Two-Dimensional Vanadium Carbide Mxene for High Performance Chemiresistive Sensing

Abstract

Recently emerging materials for advancing gas sensor technology have potentialized versatile applications of a sensor in the society of safety, health, environmental protection and much more [1]. In accordance with significant progress of chemical and physical approaches, gas sensing materials are not limited to metal oxide but include various 2D nanostructures such as graphene and metal dichalcogenides, etc. [2, 3]. Of these, the rise of interest on newly discovered 2D transition metal carbides and/or carbonitrides (called MXenes) have recently shown their potential as sensing materials with their intriguing surface chemistry [4]. The first MXene material introducing in chemiresistive sensor is titanium carbide (Ti3C2Tx). Gas sensing capabilities of Ti3C2Tx MXene to detect various gases were demonstrated with their sensing mechanism [5], and now, further enhancement of its sensing performance is actively studied in many academic domains. Beginning with Ti3C2Tx, vast diversity in a combination of constituent elements and ordered structure in MXenes offers future possibilities to find out a new generation of sensing materials with their superior performance. In this study, 2D V2CTx gas sensors were firstly demonstrated in chemiresistive sensing.
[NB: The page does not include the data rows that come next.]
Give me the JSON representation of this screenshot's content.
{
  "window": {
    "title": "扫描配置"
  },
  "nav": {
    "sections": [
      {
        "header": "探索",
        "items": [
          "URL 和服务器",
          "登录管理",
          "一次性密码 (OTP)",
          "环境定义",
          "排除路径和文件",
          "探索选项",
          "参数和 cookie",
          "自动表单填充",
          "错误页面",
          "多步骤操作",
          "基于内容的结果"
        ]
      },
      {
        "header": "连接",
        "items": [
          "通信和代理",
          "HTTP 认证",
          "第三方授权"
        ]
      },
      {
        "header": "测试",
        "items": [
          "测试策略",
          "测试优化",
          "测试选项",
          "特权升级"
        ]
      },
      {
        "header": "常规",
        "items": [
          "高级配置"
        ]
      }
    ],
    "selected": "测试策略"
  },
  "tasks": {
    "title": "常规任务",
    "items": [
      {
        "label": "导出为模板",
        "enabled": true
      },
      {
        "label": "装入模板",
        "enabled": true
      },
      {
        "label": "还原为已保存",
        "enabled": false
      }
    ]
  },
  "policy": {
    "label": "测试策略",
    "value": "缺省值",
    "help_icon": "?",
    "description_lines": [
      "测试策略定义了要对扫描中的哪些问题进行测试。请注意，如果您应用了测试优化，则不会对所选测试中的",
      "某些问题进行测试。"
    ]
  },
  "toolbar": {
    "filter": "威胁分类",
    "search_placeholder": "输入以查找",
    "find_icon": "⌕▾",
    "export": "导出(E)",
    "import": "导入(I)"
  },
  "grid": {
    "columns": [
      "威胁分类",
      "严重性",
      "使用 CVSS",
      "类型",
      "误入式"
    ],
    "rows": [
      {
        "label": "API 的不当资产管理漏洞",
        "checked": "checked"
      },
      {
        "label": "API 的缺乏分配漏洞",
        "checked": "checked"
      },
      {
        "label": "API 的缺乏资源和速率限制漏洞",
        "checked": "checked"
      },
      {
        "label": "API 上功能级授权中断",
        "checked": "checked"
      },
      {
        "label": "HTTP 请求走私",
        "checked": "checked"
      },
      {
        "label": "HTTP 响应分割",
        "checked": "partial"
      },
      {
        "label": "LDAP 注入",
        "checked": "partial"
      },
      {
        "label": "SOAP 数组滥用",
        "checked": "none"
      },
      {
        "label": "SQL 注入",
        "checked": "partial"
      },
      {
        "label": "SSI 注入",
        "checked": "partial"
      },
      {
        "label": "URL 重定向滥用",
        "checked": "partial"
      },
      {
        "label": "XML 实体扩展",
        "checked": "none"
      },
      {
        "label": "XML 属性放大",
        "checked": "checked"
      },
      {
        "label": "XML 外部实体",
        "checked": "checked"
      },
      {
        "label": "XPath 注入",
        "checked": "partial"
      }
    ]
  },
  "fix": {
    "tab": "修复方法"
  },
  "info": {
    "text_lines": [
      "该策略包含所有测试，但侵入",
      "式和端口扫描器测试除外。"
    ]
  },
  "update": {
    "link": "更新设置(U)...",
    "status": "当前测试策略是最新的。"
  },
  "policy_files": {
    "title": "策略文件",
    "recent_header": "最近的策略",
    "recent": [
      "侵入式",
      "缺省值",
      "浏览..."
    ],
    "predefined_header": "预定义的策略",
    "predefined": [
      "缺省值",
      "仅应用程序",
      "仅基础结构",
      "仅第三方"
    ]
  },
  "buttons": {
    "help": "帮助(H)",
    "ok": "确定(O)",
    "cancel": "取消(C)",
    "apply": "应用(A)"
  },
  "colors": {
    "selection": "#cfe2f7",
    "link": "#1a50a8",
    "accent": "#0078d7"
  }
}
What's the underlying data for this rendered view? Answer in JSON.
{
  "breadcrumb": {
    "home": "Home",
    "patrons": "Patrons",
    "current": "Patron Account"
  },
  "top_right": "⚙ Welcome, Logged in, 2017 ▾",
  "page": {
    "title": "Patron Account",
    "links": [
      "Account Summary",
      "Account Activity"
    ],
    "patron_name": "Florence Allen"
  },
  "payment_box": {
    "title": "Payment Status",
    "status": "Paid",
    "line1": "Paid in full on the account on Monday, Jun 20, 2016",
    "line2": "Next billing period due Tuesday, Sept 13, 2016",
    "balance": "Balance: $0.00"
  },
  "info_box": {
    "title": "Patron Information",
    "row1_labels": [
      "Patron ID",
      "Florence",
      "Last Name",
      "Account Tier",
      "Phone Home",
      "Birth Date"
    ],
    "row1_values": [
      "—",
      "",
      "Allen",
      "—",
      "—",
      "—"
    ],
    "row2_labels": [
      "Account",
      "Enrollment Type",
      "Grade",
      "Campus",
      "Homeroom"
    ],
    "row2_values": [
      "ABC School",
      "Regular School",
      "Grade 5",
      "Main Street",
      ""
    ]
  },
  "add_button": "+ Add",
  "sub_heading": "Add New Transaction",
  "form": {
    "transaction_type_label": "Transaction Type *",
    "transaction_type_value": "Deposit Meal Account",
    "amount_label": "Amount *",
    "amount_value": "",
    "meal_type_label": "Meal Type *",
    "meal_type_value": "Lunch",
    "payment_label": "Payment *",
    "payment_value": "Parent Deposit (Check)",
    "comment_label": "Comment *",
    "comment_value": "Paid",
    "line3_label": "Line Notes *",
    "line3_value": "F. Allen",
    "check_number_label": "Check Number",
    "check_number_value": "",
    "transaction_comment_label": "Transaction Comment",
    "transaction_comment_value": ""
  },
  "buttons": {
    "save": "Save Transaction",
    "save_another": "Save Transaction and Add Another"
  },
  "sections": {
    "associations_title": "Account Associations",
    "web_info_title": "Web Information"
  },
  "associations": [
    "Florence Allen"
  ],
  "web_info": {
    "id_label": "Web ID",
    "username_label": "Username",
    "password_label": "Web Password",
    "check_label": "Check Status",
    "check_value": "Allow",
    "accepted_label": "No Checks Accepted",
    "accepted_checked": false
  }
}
The sensor device was fabricated with single/few-layer 2D V2CTx on polyimide film after the selective etching process. This device measured both polar and non-polar chemical species such as hydrogen and methane at room temperature (23 °C) with an ultra-low limit of detection of 2 ppm and 25 ppm, respectively. 2D V2CTx gas sensors showed excellent gas sensing performance in terms of high response toward non-polar gases, which is originated from the surface oxygen functional groups on the surface of V2CTx nanoflakes. Compared to the sensing properties of Ti3C2Tx MXene [5], 2D V2CTx sensor showed higher selectivity and long-term stability. This comparative result suggests that the modification of ordered structure and constituent elements of MXenes play a pivot role in the interaction between analyte and MXenes leading to an extensive change in performance.